La carne y las entrañas de las ballenas se hervían en unas ollas a presión mediante para obtener el valioso aceite. En tanto, los desechos de los huesos eran machacados para hacer fertilizante.
A las faenas de la planta terrestre se sumaron las de 12 factorías flotantes y 27 barcos balleneros. Sólo entre 1912 y 1913 se estima que se procesaron 5.000 ballenas.
En poco más de 20 años su lucrativa y devastadora actividad acabó casi por exterminar todas las ballenas del archipiélago de las islas Shetland del Sur.
La estación terrestre se cerró definitivamente en abril de 1931, a causa de la desaparición de las ballenas en esa zona y el impacto de la recesión económica. Desde entonces, la caleta permanece deshabitada.
Las decaídas casas de los trabajadores, los inmensos depósitos metálicos carcomidos por el óxido, las decrépitas calderas y algunos restos de embarcaciones conforman hoy un paisaje postapocalíptico, que da cuenta de las duras condiciones de vida y el esforzado trabajo de los antiguos expedicionarios.
A un lado de las instalaciones, en un terreno pedregoso y desértico, se encuentra el cementerio de la colonia, en el que están enterrados 38 noruegos, tres suecos, un chileno, un ruso, un bretón y otra persona más de origen desconocido.
En 1969 una erupción volcánica ocultó las tumbas bajo una capa de grava y fango. Hoy, solamente dos cruces de madera ajada se recortan sobre la arena negra.

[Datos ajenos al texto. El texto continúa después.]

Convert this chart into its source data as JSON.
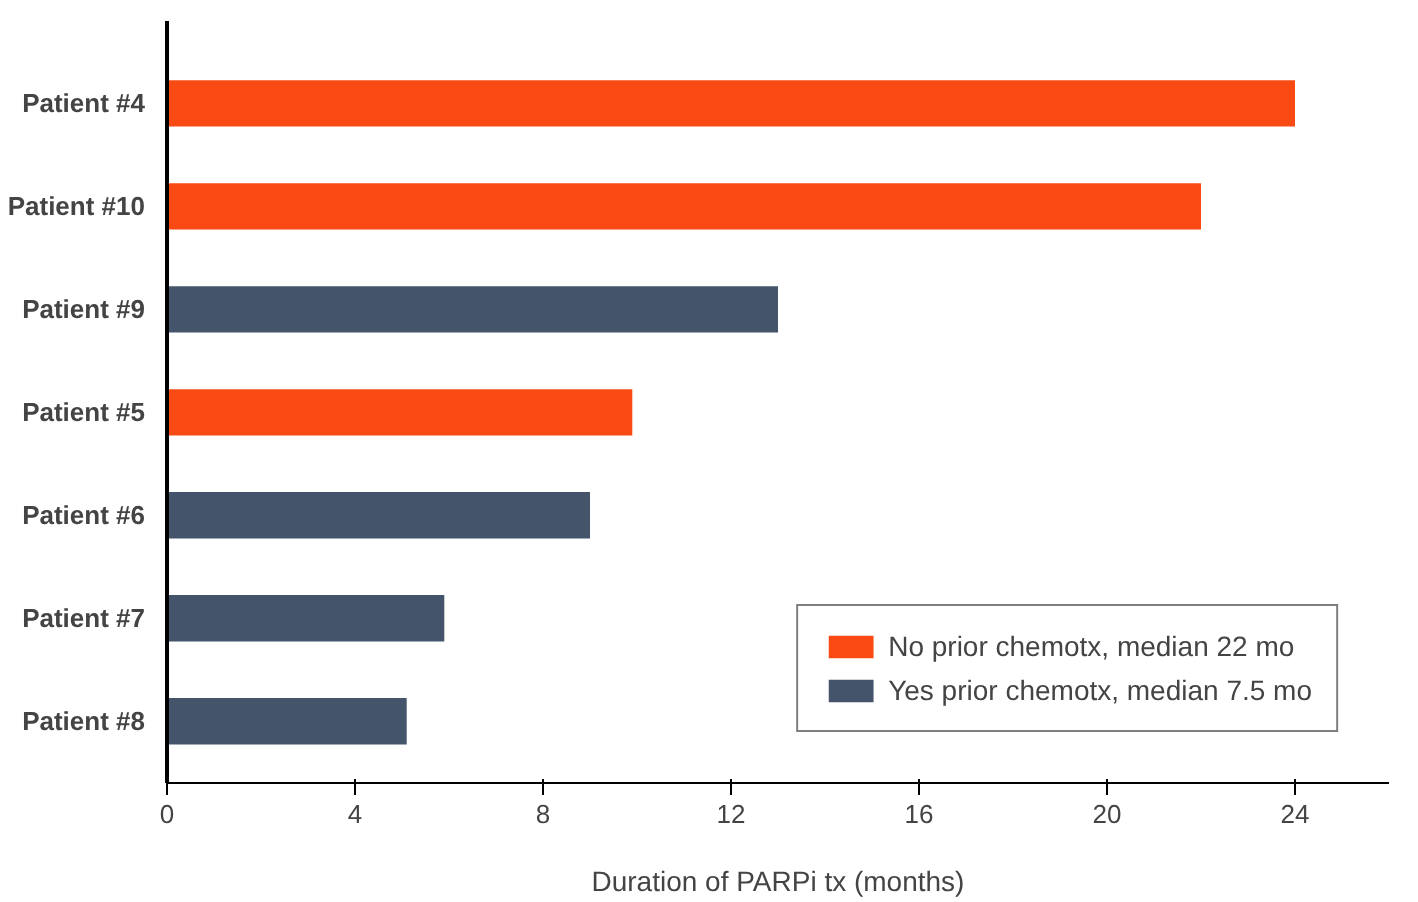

"Tømmerm Hans A. Gulliksen 4/1-1871 - 7/4-1929" reza una de ellas. De él la historia tan sólo menciona que fue un carpintero nacido en el sur de Noruega.
Su sepultura, marcada con piedras de distintos colores, recuerda a los visitantes que un día estas vastas soledades se escuchaba el griterío de los cazadores de ballenas y el chirrío de las calderas de vapor.